Former lance corporal Dawn Benjamin told
The Sun she had thought the house - her childhood home - would be
'going to a good family'.
She added: 'I lost my life, memories, everything I'd grown up with, to house jihadi wannabes'.
Ms
Benjamin and her young son had to move out after they were served with a
court order. The council confirmed the house had been needed for a
larger family.
Neighbours said the twins’ parents were keen to
share elements of Somalian culture with them, taking round dishes of
traditional delicacies for them to try. The twins’ father Ibrahim is
understood to teach at a nearby mosque, where leaders this week issued a
statement repudiating extremism and opposing violence of all kinds.
Mohammed
Shafiq, of the Ramadan Foundation, said the family were moderate
Muslims who know all about the dangers of war-torn countries. ‘They were
desperately unhappy to discover [their son] had gone to Syria, and they
thought they were keeping a watchful eye on their other children.
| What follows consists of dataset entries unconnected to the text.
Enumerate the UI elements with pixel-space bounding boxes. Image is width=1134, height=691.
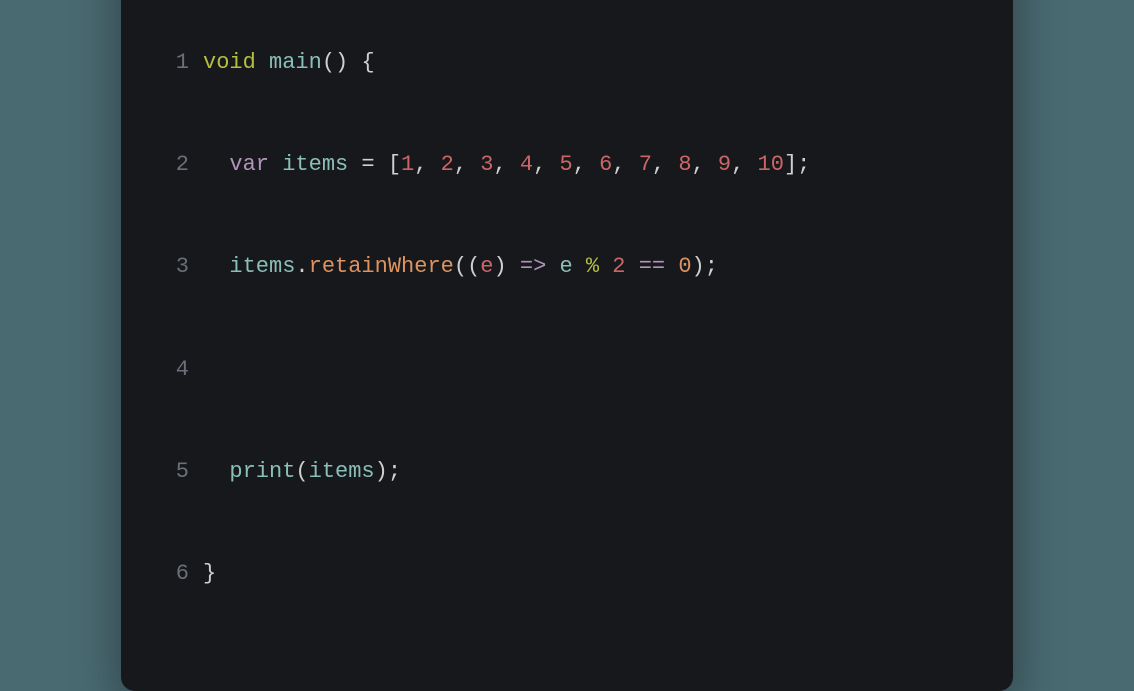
close-paren: ) xyxy=(493,254,506,279)
code-line: 3 items.retainWhere((e) => e % 2 == 0); xyxy=(153,250,981,284)
keyword-void: void xyxy=(203,50,256,75)
open-paren: ( xyxy=(467,254,480,279)
comma: , xyxy=(692,152,718,177)
method-call: retainWhere xyxy=(309,254,454,279)
open-paren: ( xyxy=(322,50,335,75)
code-line: 6 } xyxy=(153,557,981,591)
code-content: var items = [1, 2, 3, 4, 5, 6, 7, 8, 9, … xyxy=(203,148,810,182)
close-brace: } xyxy=(203,561,216,586)
open-paren: ( xyxy=(454,254,467,279)
code-content: } xyxy=(203,557,216,591)
code-line: 1 void main() { xyxy=(153,46,981,80)
line-number: 6 xyxy=(153,557,189,591)
number-literal: 0 xyxy=(678,254,691,279)
indent xyxy=(203,254,229,279)
code-line: 5 print(items); xyxy=(153,455,981,489)
identifier: items xyxy=(282,152,348,177)
semicolon: ; xyxy=(705,254,718,279)
dot: . xyxy=(295,254,308,279)
function-print: print xyxy=(229,459,295,484)
code-line: 4 xyxy=(153,353,981,387)
number-literal: 3 xyxy=(480,152,493,177)
code-window: 1 void main() { 2 var items = [1, 2, 3, … xyxy=(121,0,1013,691)
code-content: items.retainWhere((e) => e % 2 == 0); xyxy=(203,250,718,284)
identifier: e xyxy=(559,254,572,279)
indent xyxy=(203,459,229,484)
indent xyxy=(203,152,229,177)
keyword-var: var xyxy=(229,152,269,177)
number-literal: 1 xyxy=(401,152,414,177)
code-line: 2 var items = [1, 2, 3, 4, 5, 6, 7, 8, 9… xyxy=(153,148,981,182)
number-literal: 6 xyxy=(599,152,612,177)
close-paren: ) xyxy=(692,254,705,279)
line-number: 5 xyxy=(153,455,189,489)
number-literal: 4 xyxy=(520,152,533,177)
arrow-operator: => xyxy=(507,254,560,279)
function-name: main xyxy=(269,50,322,75)
close-paren: ) xyxy=(335,50,348,75)
open-brace: { xyxy=(361,50,374,75)
close-paren: ) xyxy=(375,459,388,484)
parameter: e xyxy=(480,254,493,279)
number-literal: 8 xyxy=(678,152,691,177)
line-number: 1 xyxy=(153,46,189,80)
identifier: items xyxy=(229,254,295,279)
comma: , xyxy=(454,152,480,177)
close-bracket: ] xyxy=(784,152,797,177)
comma: , xyxy=(573,152,599,177)
code-block: 1 void main() { 2 var items = [1, 2, 3, … xyxy=(153,0,981,659)
operator-assign: = xyxy=(348,152,388,177)
open-bracket: [ xyxy=(388,152,401,177)
number-literal: 2 xyxy=(612,254,625,279)
line-number: 2 xyxy=(153,148,189,182)
number-literal: 10 xyxy=(758,152,784,177)
modulo-operator: % xyxy=(573,254,613,279)
code-content: print(items); xyxy=(203,455,401,489)
number-literal: 5 xyxy=(559,152,572,177)
line-number: 4 xyxy=(153,353,189,387)
number-literal: 2 xyxy=(441,152,454,177)
open-paren: ( xyxy=(295,459,308,484)
comma: , xyxy=(414,152,440,177)
number-literal: 7 xyxy=(639,152,652,177)
number-literal: 9 xyxy=(718,152,731,177)
line-number: 3 xyxy=(153,250,189,284)
comma: , xyxy=(533,152,559,177)
comma: , xyxy=(652,152,678,177)
identifier: items xyxy=(309,459,375,484)
comma: , xyxy=(731,152,757,177)
semicolon: ; xyxy=(388,459,401,484)
equality-operator: == xyxy=(626,254,679,279)
semicolon: ; xyxy=(797,152,810,177)
comma: , xyxy=(493,152,519,177)
comma: , xyxy=(612,152,638,177)
code-content: void main() { xyxy=(203,46,375,80)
Then
this happens,’ he said.
Sources believe Salma and Zahra were inspired
by their brother’s transformation into a jihadi fighter, and became
radicalised themselves while viewing extremist Islamist material online.
According
to police sources, their brother also travelled to the family’s native
Somalia, where he may have linked up with another Islamist terror group
al-Shabab.
A friend said the brother was known for his ability to recite long passages of the Koran.
Officers
are investigating how the girls funded their own trip, over fears they
have been bankrolled by jihadi fighters who want them as their wives.